India’s largest streaming platform, JioStar, may have dismissed speculation that its multibillion-rupee cricket rights contract with International Cricket Council (ICC) will either end or be renegotiated, but the fact remains that cricket broadcasting, once considered the safest investment in media, has quietly become one of its riskiest.

The reason is simple: the economics no longer add up. Cricket viewership in India remains massive, but monetisation hasn’t kept pace. Subscription revenues have plateaued and advertising revenues are volatile and now split between two platforms—TV and digital—unlike the earlier era when television alone absorbed the cost burden.

For streamers, the cost of customer acquisition has exploded. Giving free cricket to drive data consumption, which Jio did initially, has destroyed standalone streaming economics. Once millions watched the game at zero cost, subscription-led monetisation became almost impossible. Hotstar learnt this the hard way when its paid subscriber base plunged after losing Indian Premier League (IPL) rights. Jio risks a similar imbalance if free streaming doesn’t eventually convert into value somewhere else in its ecosystem.

Core Economic Imbalance

Every cycle of rights auction has pushed prices into new territory. That inflation has now hit a wall. Today, broadcasters pay more for rights, technology, and bandwidth and for marketing and retention while earning less per viewer than they did five years ago. The cost of cricket inventory has skyrocketed—IPL team valuations have exploded, media rights are priced like premium global sports leagues, and even secondary sponsorship categories command record fees. But viewership growth is no longer keeping pace, especially on traditional television. Digital viewership is rising, but it is fragmented, harder to measure, and more difficult to convert into brand loyalty. So advertisers are now asking a question they rarely asked earlier: Does the return justify the cheque?
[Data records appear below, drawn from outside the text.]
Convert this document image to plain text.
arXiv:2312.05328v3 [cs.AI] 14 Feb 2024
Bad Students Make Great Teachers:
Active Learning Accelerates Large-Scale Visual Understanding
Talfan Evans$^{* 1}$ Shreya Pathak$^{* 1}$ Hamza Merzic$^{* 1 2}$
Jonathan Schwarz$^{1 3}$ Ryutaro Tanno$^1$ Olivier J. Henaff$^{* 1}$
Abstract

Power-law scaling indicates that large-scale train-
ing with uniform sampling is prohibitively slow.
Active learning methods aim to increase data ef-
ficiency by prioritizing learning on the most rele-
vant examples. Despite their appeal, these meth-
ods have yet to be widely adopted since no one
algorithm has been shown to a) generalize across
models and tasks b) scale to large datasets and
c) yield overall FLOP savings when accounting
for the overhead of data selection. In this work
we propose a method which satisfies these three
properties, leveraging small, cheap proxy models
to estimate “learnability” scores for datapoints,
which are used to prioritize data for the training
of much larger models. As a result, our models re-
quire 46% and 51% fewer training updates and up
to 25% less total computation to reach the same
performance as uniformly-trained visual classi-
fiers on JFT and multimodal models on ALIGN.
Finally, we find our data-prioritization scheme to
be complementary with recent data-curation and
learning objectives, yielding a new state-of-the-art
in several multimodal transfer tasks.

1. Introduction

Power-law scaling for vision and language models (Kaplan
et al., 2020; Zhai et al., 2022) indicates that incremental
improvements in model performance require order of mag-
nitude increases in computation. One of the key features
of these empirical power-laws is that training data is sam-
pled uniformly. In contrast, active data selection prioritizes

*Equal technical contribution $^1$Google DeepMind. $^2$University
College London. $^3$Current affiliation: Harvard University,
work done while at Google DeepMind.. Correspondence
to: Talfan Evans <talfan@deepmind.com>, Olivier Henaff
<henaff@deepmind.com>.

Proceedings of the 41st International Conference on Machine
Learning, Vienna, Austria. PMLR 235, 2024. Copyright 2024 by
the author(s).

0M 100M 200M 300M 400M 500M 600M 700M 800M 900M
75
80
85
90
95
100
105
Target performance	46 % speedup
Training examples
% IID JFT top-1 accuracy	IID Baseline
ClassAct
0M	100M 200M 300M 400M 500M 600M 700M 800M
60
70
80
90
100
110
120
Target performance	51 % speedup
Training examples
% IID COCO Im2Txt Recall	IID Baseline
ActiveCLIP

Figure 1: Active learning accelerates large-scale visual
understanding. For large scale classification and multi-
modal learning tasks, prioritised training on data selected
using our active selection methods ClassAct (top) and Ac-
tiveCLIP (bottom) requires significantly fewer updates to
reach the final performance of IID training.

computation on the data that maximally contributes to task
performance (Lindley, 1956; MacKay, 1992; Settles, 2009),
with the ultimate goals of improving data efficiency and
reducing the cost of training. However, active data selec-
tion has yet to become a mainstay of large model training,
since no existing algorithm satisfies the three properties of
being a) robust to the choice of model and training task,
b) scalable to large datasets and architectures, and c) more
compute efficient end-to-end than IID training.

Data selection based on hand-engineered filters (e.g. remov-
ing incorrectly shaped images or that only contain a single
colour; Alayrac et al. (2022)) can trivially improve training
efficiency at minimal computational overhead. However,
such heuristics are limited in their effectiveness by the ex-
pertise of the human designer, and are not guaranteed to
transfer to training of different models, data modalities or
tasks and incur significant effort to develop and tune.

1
Often, the answer is: Not necessarily, as the once-rare premium event has turned into a year-round commodity.

There are other reasons too for cricket broadcasting finding itself on a turning pitch. For Jio, the game earlier was to rapidly scale its digital ecosystem. That phase is over. For Disney, India was once a growth engine; now the global parent demands profitability. And both players have realised that content costs must reflect the revenue reality—not the prestige value of owning cricket. This has wide impact on the Board of Control for Cricket in India which enjoyed two decades of uninterrupted rights inflation. That era has likely ended. In the previous cycle, Star and Viacom spent big bucks on cricket rights. With both now combined, competitive intensity has fallen sharply. Sony Pictures, once a major spender and the holder of IPL rights until 2017, has avoided aggressive bidding in recent times. Global streamers Netflix and Prime Video remain cautious as their subscription-driven models do not align with the advertising economics of live sports.

Reduced Competition

It’s just a matter of time before even the deepest-pocketed broadcasters start signalling distress. It’s quite likely that future auctions will either see lower bids, demand revenue-share models, or involve hybrid partnerships where the broadcaster refuses to carry all risk. It’s clear that the future of cricket broadcasting lies in smaller but smarter bids and more focus on profitability over visibility. In short, cricket will remain India’s biggest content magnet, but the blank-cheque era is over. Make no mistake: cricket retains its popularity but popularity does not equal profitability. The Indian consumer has evolved faster than the cricket business model, and unless rights valuations reflect this new reality, exits, renegotiations, and strategic pivots are inevitable.